Данька, наевшись, спал. Развалился, как лягушонок. Сытый и щекастый. Где-то в груди кольнуло. Я почувствовал себя предателем.

– Прости, малыш, – я произнёс эти слова вслух, пока никто нас не видит и не слышит. – Но по-другому никак. И мы обязательно встретимся ещё. Обещаю.

Участкового я знал. Пришлось однажды сталкиваться. С ним-то я и договорился о встрече. Как-то мне не улыбалось решать такой важный вопрос с совершенно незнакомыми людьми.

– Морозов, да ты с ума сошёл! – сказал Николай Васильевич, как только я объяснил суть дела. – Ты хоть понимаешь, что влип? Особенно если учесть, что не сразу обратился в полицию?

– Скажем так: ребёнок нуждался в помощи. Я её оказал. А так все мои намерения чистосердечны и прозрачны. И хочу я лишь одного: сделать правильно, по закону. И я его не с лавочки стибрил и не у матери увёл. Мне ребёнка подбросили прямо под дверь квартиры.

– И сразу же – миллион вопросов, – разводит руками Николай Васильевич. Он похож на суслика и таракана одновременно. Длинный такой, нескладный. Жиденькие волосики нимбом назад зачесаны. А главная несуразность в нём – усы щёткой. На этом худом сусличьем лице они смотрятся как мочалка – слишком чужеродно. И фамилия у него примечательная – Гоголев.

– Давайте мы на все вопросы, которые сможем, ответим и покончим со всем сразу.

– Сразу не получится, – обрадовал меня этот милый человек. – Это, Морозов, ЧП, между прочим. Младенцы на улицах не валяются.

И понеслось, и закрутилось. Тяжелей всего было отдать Даньку. Его осмотрели медики, появились тётки из органов опеки.

– Я бы хотел участвовать в его жизни, – прозвучало по-идиотски, но правильно. – Готов помогать, чем надо, заботиться по мере моих сил.

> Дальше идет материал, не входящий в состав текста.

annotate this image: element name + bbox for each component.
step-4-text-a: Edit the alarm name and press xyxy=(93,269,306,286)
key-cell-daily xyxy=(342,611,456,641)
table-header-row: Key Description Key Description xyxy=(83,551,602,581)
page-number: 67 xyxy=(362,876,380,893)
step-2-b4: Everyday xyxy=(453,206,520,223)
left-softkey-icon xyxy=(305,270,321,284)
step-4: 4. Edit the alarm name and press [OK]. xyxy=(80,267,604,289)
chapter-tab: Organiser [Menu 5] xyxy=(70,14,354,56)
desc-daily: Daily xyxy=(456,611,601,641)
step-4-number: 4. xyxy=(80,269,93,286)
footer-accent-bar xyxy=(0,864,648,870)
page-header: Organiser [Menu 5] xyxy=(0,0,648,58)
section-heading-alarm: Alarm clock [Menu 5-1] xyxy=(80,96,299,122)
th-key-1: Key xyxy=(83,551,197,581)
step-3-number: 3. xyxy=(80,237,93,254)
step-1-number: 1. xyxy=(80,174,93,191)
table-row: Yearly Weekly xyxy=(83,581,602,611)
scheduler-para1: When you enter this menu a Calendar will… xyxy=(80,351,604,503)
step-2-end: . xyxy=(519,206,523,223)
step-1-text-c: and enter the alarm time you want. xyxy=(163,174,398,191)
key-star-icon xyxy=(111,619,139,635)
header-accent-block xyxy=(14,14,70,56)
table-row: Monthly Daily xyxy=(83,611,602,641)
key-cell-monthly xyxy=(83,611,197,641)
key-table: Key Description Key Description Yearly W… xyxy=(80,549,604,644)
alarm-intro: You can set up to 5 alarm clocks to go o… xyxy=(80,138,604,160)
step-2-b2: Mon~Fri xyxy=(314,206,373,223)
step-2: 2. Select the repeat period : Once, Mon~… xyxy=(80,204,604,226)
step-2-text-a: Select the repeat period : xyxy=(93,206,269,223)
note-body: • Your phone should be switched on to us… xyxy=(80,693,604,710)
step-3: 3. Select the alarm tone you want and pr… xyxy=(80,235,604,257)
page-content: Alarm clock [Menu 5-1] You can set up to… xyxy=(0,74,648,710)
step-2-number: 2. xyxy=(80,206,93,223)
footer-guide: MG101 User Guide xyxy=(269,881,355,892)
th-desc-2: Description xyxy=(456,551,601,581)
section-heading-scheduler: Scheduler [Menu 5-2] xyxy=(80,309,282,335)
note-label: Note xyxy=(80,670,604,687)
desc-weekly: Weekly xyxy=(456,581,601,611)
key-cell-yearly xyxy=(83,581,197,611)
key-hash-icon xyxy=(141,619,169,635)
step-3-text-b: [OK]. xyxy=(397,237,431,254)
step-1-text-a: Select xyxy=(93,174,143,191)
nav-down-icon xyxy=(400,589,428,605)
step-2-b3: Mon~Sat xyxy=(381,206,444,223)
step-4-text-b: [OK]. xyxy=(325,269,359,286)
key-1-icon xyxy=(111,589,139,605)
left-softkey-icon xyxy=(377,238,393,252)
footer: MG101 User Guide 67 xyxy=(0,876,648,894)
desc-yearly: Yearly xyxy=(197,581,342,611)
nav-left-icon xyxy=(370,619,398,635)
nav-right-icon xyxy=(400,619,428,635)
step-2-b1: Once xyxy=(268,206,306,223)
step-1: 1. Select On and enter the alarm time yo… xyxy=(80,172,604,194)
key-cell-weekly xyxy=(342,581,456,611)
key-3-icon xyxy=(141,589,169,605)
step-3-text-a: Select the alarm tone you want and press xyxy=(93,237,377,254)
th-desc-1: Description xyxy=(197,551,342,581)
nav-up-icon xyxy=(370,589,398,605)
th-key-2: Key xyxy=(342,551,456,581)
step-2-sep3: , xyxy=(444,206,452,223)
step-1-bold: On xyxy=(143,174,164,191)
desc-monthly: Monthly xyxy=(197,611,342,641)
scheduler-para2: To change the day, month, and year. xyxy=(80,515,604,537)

– Разберёмся, – уклончиво ответила та, что постарше. Сухая и холодная. А ещё у неё глаза скользкие, как у рыбы. Я ей сразу не понравился. Смотрела на меня как на грязь под ногами. – Государство заботится о брошенных детях и даёт им всё самое лучшее. В том числе, и родителей, которые будут максимально достойны принять на себя ответственность за ребёнка.

Слова она выговаривала чётко и кривилась от брезгливости, глядя на меня.

– А вы, судя по всему, не самый лучший представитель человечества.

Ясно. Пропахала носом данные, что вписывались в акт оформления малыша. Мысленно я выругался и призвал на её голову лучи поноса. Спокойствие, Карлсон, главное – спокойствие. Если я сейчас начну спорить, сделаю только хуже. И я не оставил в покое никого – записал все данные, имена, фамилии, телефоны. Сделал всё, чтобы мой малыш не потерялся. Сейчас это было важнее всего. А дальше будет видно.

Данька ревел белугой. Бедный мой мальчик. Столько потрясений и стрессов. И всё из-за его идиотки-матери.

Телефон ожил, когда я без сил сидел в машине и пытался прийти в себя. Думал, как утрясти все дела и какие шаги следует предпринять дальше.

– Ты что натворил, идиот! – визжала Лана, как сумасшедшая. – Тебе это просто так с рук не сойдёт, так и знай!

– Здравствуй, дорогая, – прервал я её вопли. – Наконец-то ты появилась. Я и так ждал тебя непростительно долго, ты не находишь?

– Ты заплатишь за всё, – зашипела она змеёй, но я лишь плечами пожал: самое время разобраться, что всё это значит, поэтому её угрозы – всё равно что летний дождь: пошумел – и высохло.

– Нам пора встретиться, ты не находишь? Поговорить.

– Слабак, слизняк, мерзость! – продолжала выдавать на-гора моя бывшая эпитеты посочнее. Ну, калометателей сегодня и без неё хватило, так что одним куском дерьма больше, одним меньше – роли не играет.